Monitoring helical twists and effective molarities in dinuclear triple-stranded lanthanide helicates

Abstract

The replacement of terminal benzimidazole–pyridine binding units in the neutral di-tridentate segmental ligand L1 with phenanthroline in L10 reduces the number of torsional degrees of freedom by two units. Reactions of these ligands with trivalent europium or lutetium cations yield structurally similar self-assembled dinuclear triple-stranded [Ln₂(Lkkk)₃]⁶⁺ complexes, thus demonstrating that the increased rigidity of the strand in L10 is compatible with its helical twist.
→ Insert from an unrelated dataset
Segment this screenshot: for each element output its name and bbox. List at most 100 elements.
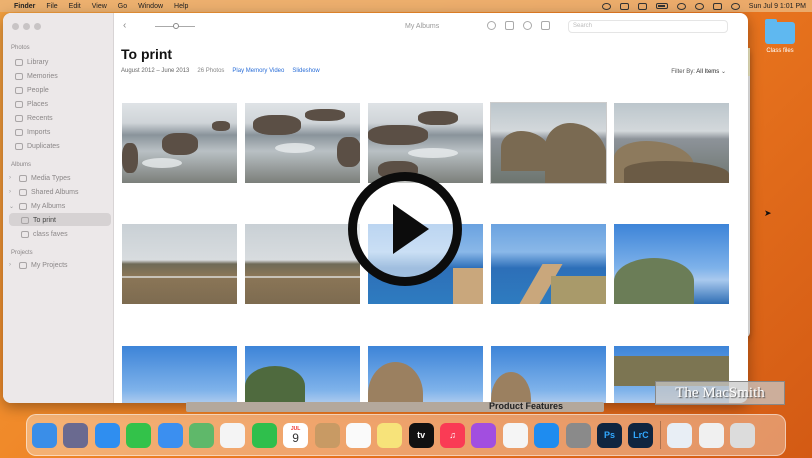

With the larger lanthanum cations, the metallic coordination spheres are completed with two terminal axial triflate counter-anions to give [La₂(L10)₃(CF₃SO₃)₂]⁴⁺. Thermodynamic investigations in acetonitrile confirm the minor constraints produced by the planar phenanthroline unit in L10 leading to comparable effective molarities EM^Eu,L1L1L1 ≈ EM^Eu,L10L10L10 = 10^−3.9(4) M with mid-range Eu^III cations. The striking minute effective molarities EM^Ln,LnLnLn^-2H ≈ 10⁻⁶–10⁻⁹ M obtained upon the replacement of terminal phenanthrolines with structurally analogous fused hydroxyquinolines in L9 can be thus unambiguously assigned to solvation effects, a new tool for controlling complexity in metal-induced self-assembly processes.